Mir fiel ein früherer Ausspruch seiner Frau ein: „Manchmal kann er aussehen, als habe er Angst vor mir, dann fürchtet er meine Dominanz, und ich werde wütend, weil ich ihn stark und entscheidungsfreudig haben möchte.“

Ich nutzte den Augenblick, um darauf hinweisen, wie sehr der Austausch von Blicken – falls es dann noch ein Austausch bleibt – mit Autorität und Macht zu tun haben kann, sogar mit Schrecken und Terror. Ihm fielen frühere Blicke von einigen Lehrern ein, sie hätten durchaus mit strenger Einschüchterung und strafendem Ausdruck agiert, „und meine Mitschüler haben ganz unterschiedlich darauf reagiert.“ Ich: „Sie haben Unterschiede im Blick also sehr wohl wahrgenommen.“ Er: „Ja, mächtige, von Männern durchaus, und ich nehme an, dass ich, bei aller Begeisterung über unsere Kooperation im Team, manchmal streng oder vorwurfsvoll dreinschaue.
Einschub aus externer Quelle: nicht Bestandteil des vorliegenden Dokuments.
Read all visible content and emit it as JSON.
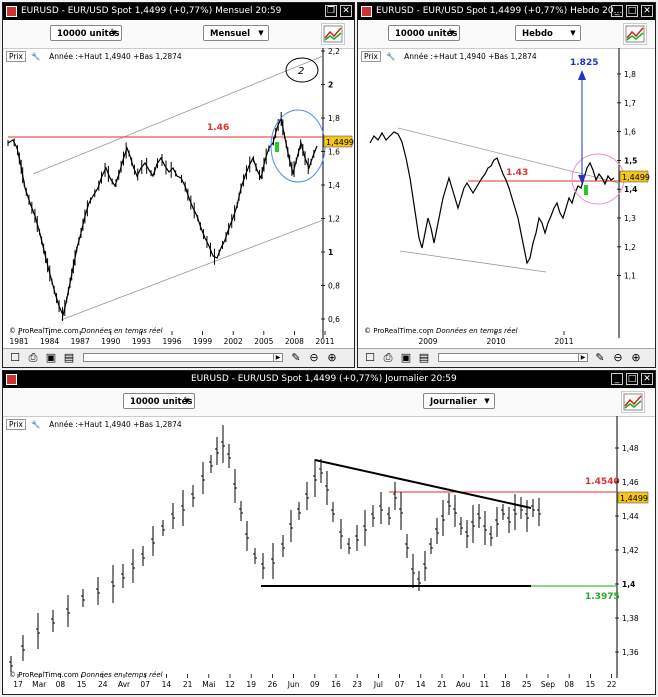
{
  "monthly": {
    "title": "EURUSD - EUR/USD Spot     1,4499 (+0,77%)     Mensuel  20:59",
    "units_select": "10000 unités",
    "period_select": "Mensuel",
    "prix_label": "Prix",
    "info": "Année :+Haut 1,4940 +Bas 1,2874",
    "copyright": "© ProRealTime.com",
    "copyright_note": "Données en temps réel",
    "annotation_level": "1.46",
    "annotation_circle": "2",
    "price_tag": "1,4499",
    "y_ticks": [
      "2,2",
      "2",
      "1,8",
      "1,6",
      "1,4",
      "1,2",
      "1",
      "0,8",
      "0,6"
    ],
    "x_ticks": [
      "1981",
      "1984",
      "1987",
      "1990",
      "1993",
      "1996",
      "1999",
      "2002",
      "2005",
      "2008",
      "2011"
    ]
  },
  "weekly": {
    "title": "EURUSD - EUR/USD Spot     1,4499 (+0,77%)     Hebdo  20...",
    "units_select": "10000 unités",
    "period_select": "Hebdo",
    "prix_label": "Prix",
    "info": "Année :+Haut 1,4940 +Bas 1,2874",
    "copyright": "© ProRealTime.com",
    "copyright_note": "Données en temps réel",
    "annotation_level": "1.43",
    "annotation_target": "1.825",
    "price_tag": "1,4499",
    "y_ticks": [
      "1,8",
      "1,7",
      "1,6",
      "1,5",
      "1,4",
      "1,3",
      "1,2",
      "1,1"
    ],
    "x_ticks": [
      "2009",
      "2010",
      "2011"
    ]
  },
  "daily": {
    "title": "EURUSD - EUR/USD Spot     1,4499 (+0,77%)     Journalier  20:59",
    "units_select": "10000 unités",
    "period_select": "Journalier",
    "prix_label": "Prix",
    "info": "Année :+Haut 1,4940 +Bas 1,2874",
    "copyright": "© ProRealTime.com",
    "copyright_note": "Données en temps réel",
    "annotation_high": "1.4540",
    "annotation_low": "1.3975",
    "price_tag": "1,4499",
    "y_ticks": [
      "1,48",
      "1,46",
      "1,44",
      "1,42",
      "1,4",
      "1,38",
      "1,36"
    ],
    "x_ticks": [
      "17",
      "Mar",
      "08",
      "15",
      "24",
      "Avr",
      "07",
      "14",
      "21",
      "Mai",
      "12",
      "19",
      "26",
      "Jun",
      "09",
      "16",
      "23",
      "Jul",
      "07",
      "14",
      "21",
      "Aou",
      "11",
      "18",
      "25",
      "Sep",
      "08",
      "15",
      "22"
    ]
  },
  "colors": {
    "red_line": "#e03030",
    "green_line": "#22aa22",
    "blue": "#2233cc",
    "tag_bg": "#f5c518"
  }
}
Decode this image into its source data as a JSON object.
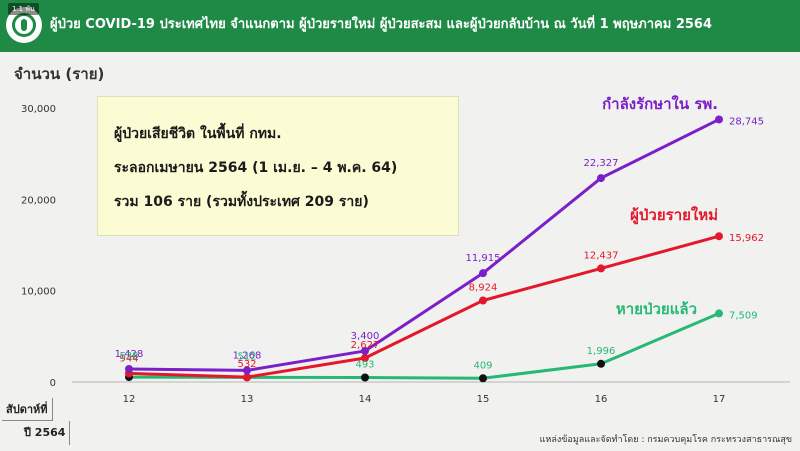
{
  "header": {
    "title": "ผู้ป่วย COVID-19 ประเทศไทย จำแนกตาม ผู้ป่วยรายใหม่ ผู้ป่วยสะสม และผู้ป่วยกลับบ้าน  ณ วันที่ 1 พฤษภาคม 2564",
    "badge": "1.1 พัน",
    "logo_icon": "ministry-of-public-health-logo"
  },
  "chart_labels": {
    "unit": "จำนวน (ราย)",
    "x_title_line1": "สัปดาห์ที่",
    "x_title_line2": "ปี 2564",
    "source": "แหล่งข้อมูลและจัดทำโดย : กรมควบคุมโรค กระทรวงสาธารณสุข"
  },
  "note": {
    "line1": "ผู้ป่วยเสียชีวิต ในพื้นที่ กทม.",
    "line2": "ระลอกเมษายน 2564 (1 เม.ย. – 4 พ.ค. 64)",
    "line3": "รวม 106 ราย (รวมทั้งประเทศ 209 ราย)"
  },
  "chart_data": {
    "type": "line",
    "categories": [
      "12",
      "13",
      "14",
      "15",
      "16",
      "17"
    ],
    "ylim": [
      0,
      30000
    ],
    "yticks": [
      0,
      10000,
      20000,
      30000
    ],
    "ytick_labels": [
      "0",
      "10,000",
      "20,000",
      "30,000"
    ],
    "grid": false,
    "series": [
      {
        "name": "กำลังรักษาใน รพ.",
        "color": "#7b1fc9",
        "values": [
          1428,
          1268,
          3400,
          11915,
          22327,
          28745
        ],
        "labels": [
          "1,428",
          "1,268",
          "3,400",
          "11,915",
          "22,327",
          "28,745"
        ]
      },
      {
        "name": "ผู้ป่วยรายใหม่",
        "color": "#e3192b",
        "values": [
          944,
          532,
          2627,
          8924,
          12437,
          15962
        ],
        "labels": [
          "944",
          "532",
          "2,627",
          "8,924",
          "12,437",
          "15,962"
        ]
      },
      {
        "name": "หายป่วยแล้ว",
        "color": "#27b875",
        "values": [
          538,
          512,
          493,
          409,
          1996,
          7509
        ],
        "labels": [
          "538",
          "512",
          "493",
          "409",
          "1,996",
          "7,509"
        ]
      }
    ]
  }
}
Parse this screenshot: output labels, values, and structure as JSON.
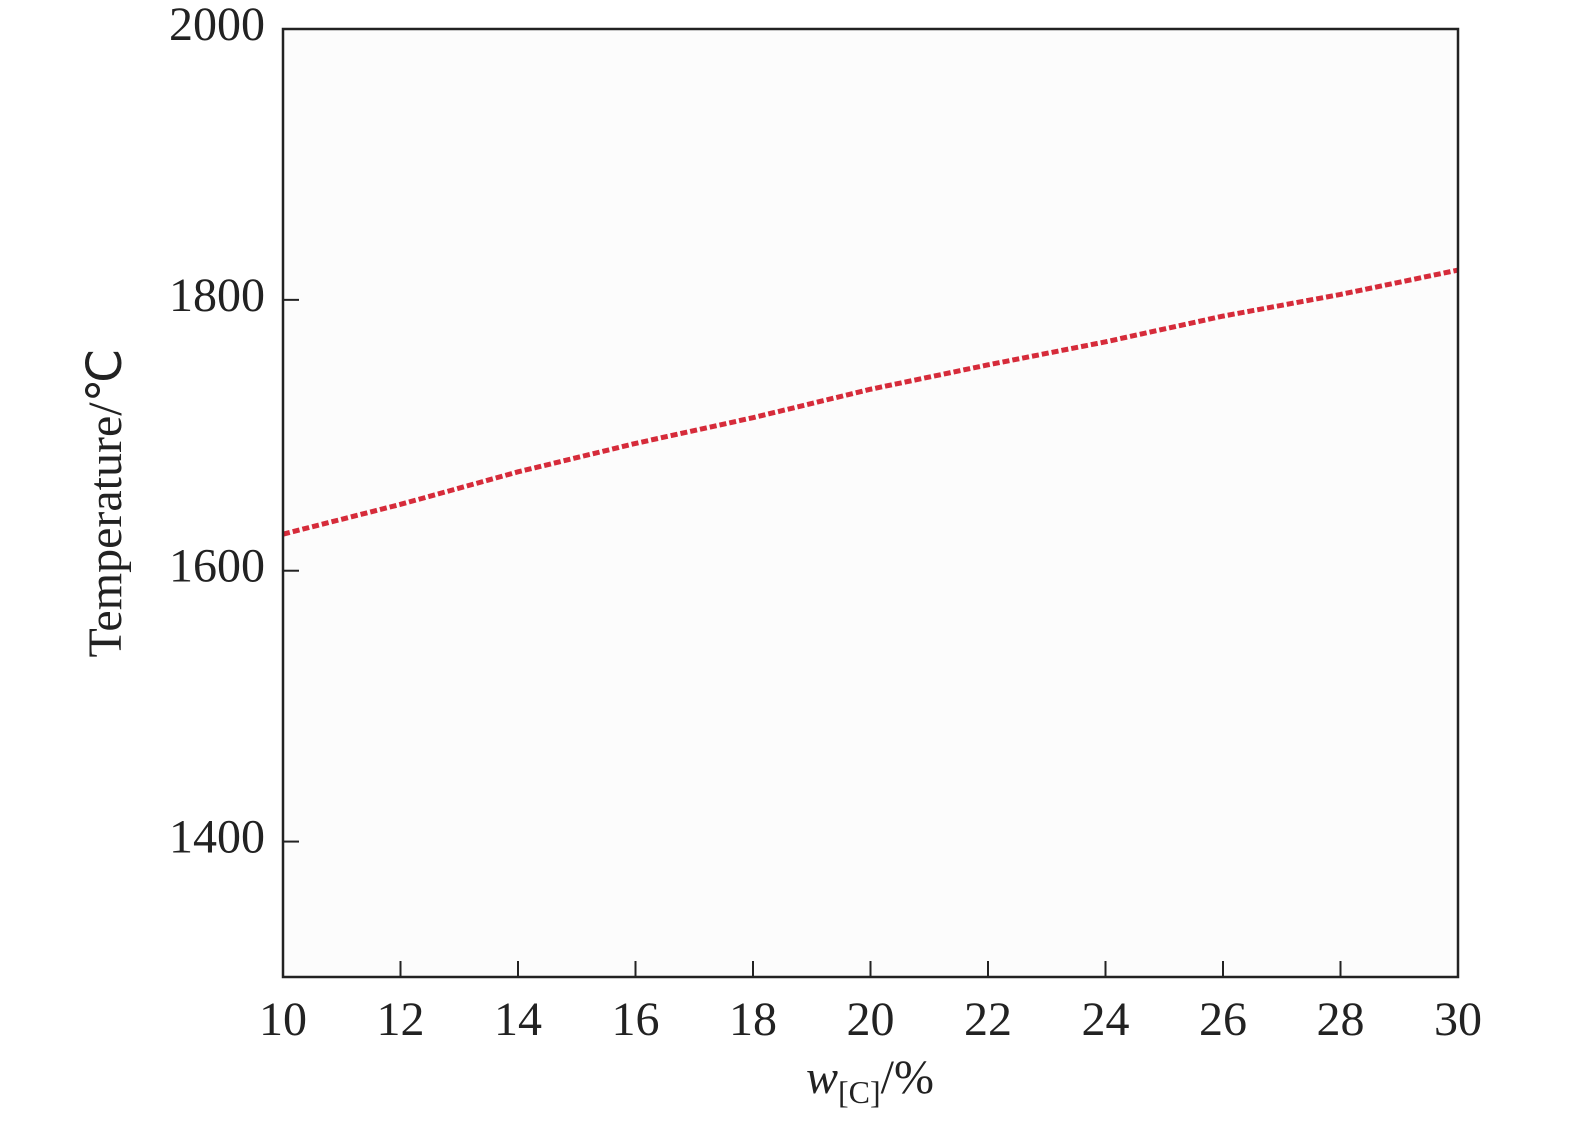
{
  "chart_data": {
    "type": "line",
    "x_label": {
      "symbol": "w",
      "subscript": "[C]",
      "unit": "/%"
    },
    "y_label": "Temperature/℃",
    "x": [
      10,
      12,
      14,
      16,
      18,
      20,
      22,
      24,
      26,
      28,
      30
    ],
    "series": [
      {
        "color": "#d62b3a",
        "values": [
          1627,
          1649,
          1673,
          1694,
          1713,
          1734,
          1752,
          1769,
          1788,
          1804,
          1822
        ]
      }
    ],
    "xlim": [
      10,
      30
    ],
    "xticks": [
      10,
      12,
      14,
      16,
      18,
      20,
      22,
      24,
      26,
      28,
      30
    ],
    "ylim": [
      1300,
      2000
    ],
    "yticks": [
      1400,
      1600,
      1800,
      2000
    ],
    "dashed": true
  }
}
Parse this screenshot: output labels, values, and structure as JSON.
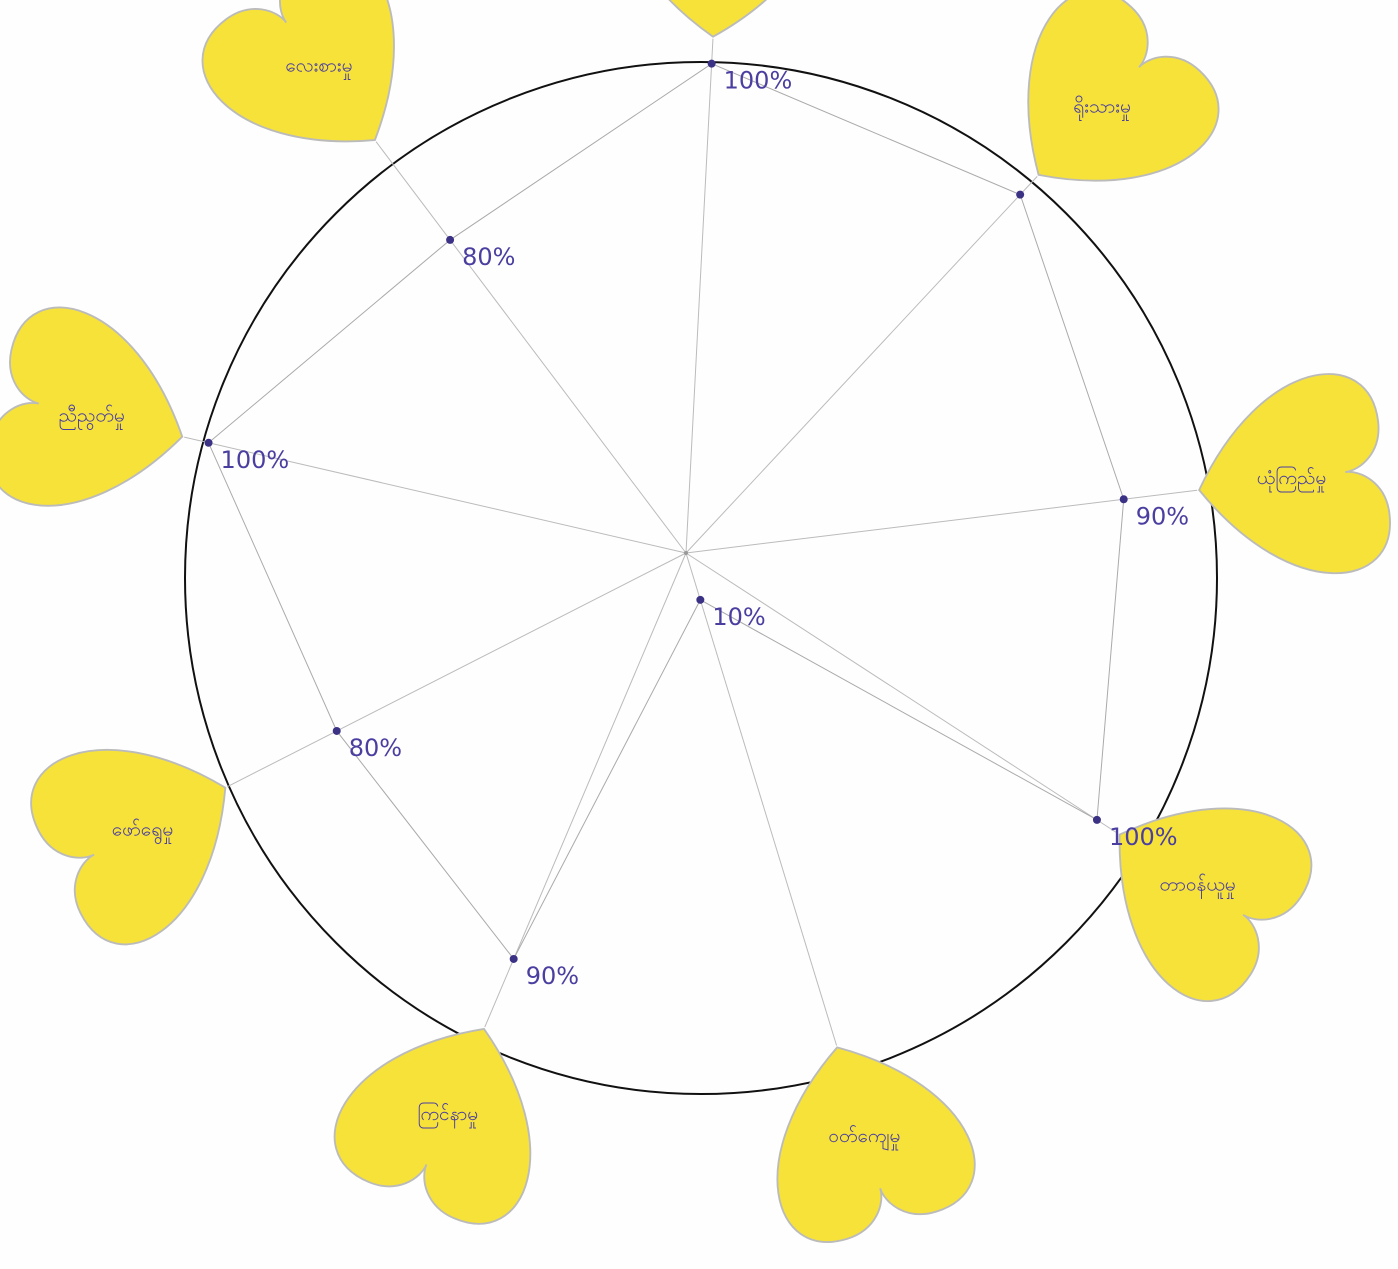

Aber zurück zu meiner Frau, was meinen Sie, was das los ist?“ „Was ich bis jetzt verstanden habe: die Blicke Ihrer Frau könnten für Sie mehrere irritierend gemischte Eigenschaften haben, und Sie sind, je nach Stimmung und Selbstbewusstsein, irritiert, verunsichert, scheu, ebenso angezogen wie abgestoßen. Und in dieser Unsicherheit wenden Sie sich ab, weil das weitere Schauen einfach zu anstrengend und zu verunsichernd ist?“

Da sich seine Frau bei mir mehrfach beklagt habe, dass die Zeit für die Pflege der Paar- Beziehung viel zu gering sei und er auch sich nicht bemühe um gemeinsame „kinder- und computerfreie Stunden, gab ich ihm als Hausaufgabe mit: „Bitte üben Sie mit Ihrer Frau das Sich-Anschauen und die Wahrnehmung des Blicks samt der damit verbundenen Gefühle; und bitte kämpfen Sie um mehr Muße als Geschenk für Sie beide.

Er bedankte sich höflich, kam aber nie mehr wieder. Inzwischen ist die Ehe auf furchtbare Weise erkaltet und die beiden Kinder sind in öffentlicher Betreuung.